In December 2007, an upgrade to the station including a new lift was complete.

==Platforms and services==

| Platform | Line | Stopping pattern | Notes |
| 1 | ‹See TfM› M1 | services to Tallawong (from Mid-October 2026) |  |
| 2 | ‹See TfM› M1 | services to Bankstown (from Mid-October 2026) |  |

==Transport links==
Transit Systems operates one bus route via Belmore station, under contract to Transport for NSW:
- 415: Chiswick to Campsie station

U-Go Mobility operates one bus route via Belmore station, under contract to Transport for NSW:
- 942: Lugarno to Campsie

Belmore station is served by one NightRide route:
- N40: East Hills station to Town Hall station

== Heritage listing ==
As at 21 July 2009, Belmore Station is of State significance as it was the initial terminus station on the Sydenham to Bankstown Line which had been constructed to relieve congestion on the Main South Line as well as to promote agriculture and suburban growth. The platform building represents the period of transition from the boom time of the 1880s to the standardisation of NSW railway building design of the 1890s onwards and the high level of aesthetic design of pre-1900 standard railway buildings, which included the use of polychromatic brickwork, decorative dentil coursing, ornate awning brackets and carved bargeboards. The building is relatively intact and is representative of a small group of such ornate platform buildings including Canterbury and Marrickville on the Bankstown Line.

Belmore railway station was listed on the New South Wales State Heritage Register on 2 April 1999 having satisfied the following criteria.

The place is important in demonstrating the course, or pattern, of cultural or natural history in New South Wales.

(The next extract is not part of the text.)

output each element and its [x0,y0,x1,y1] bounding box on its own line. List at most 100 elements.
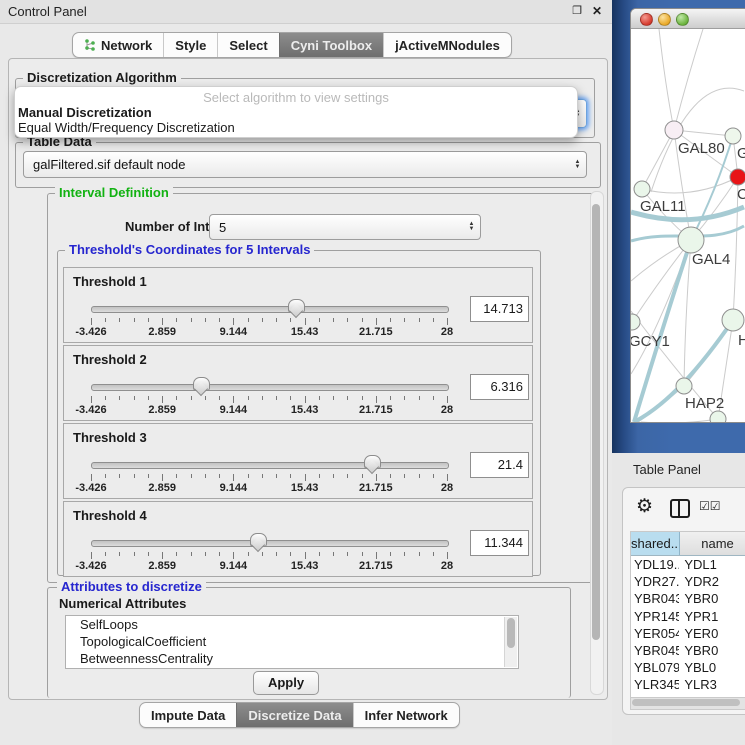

Belmore Railway Station possesses state historical significance as it was the initial terminus station on the Sydenham to Bankstown Line built to relieve the crowding on the Main Southern Line and encourage agriculture and suburban growth in the late 1800s and early 20th century. The brick platform building represents that period which marked the transition from the boom period of the 1880s to the standardisation of NSW railway building design of the 1890s and onwards.

The place is important in demonstrating aesthetic characteristics and/or a high degree of creative or technical achievement in New South Wales.

The platform building at Belmore Station has state aesthetic and technical significance because it demonstrates the particular design and style of brick island buildings erected by the NSW Railways in the pre-1900s and also because of the excellent quality of its aesthetic features such as the polychromatic brickwork, dentilled brick cornice and cement mouldings which distinguish it from other platform building types.

The place has a strong or special association with a particular community or cultural group in New South Wales for social, cultural or spiritual reasons.

The place has the potential to contribute to the local community's sense of place, and can provide a connection to the local community's past.

The place is important in demonstrating the principal characteristics of a class of cultural or natural places/environments in New South Wales.

The station is representative of, and is a fine example of a pre-1900 standard railway station building. It's styling reflected the importance of the station at that time, the other important stations on the Bankstown line with the same design being Canterbury and Marrickville. The overhead booking office is also a representative example of this type of railway building and is largely intact.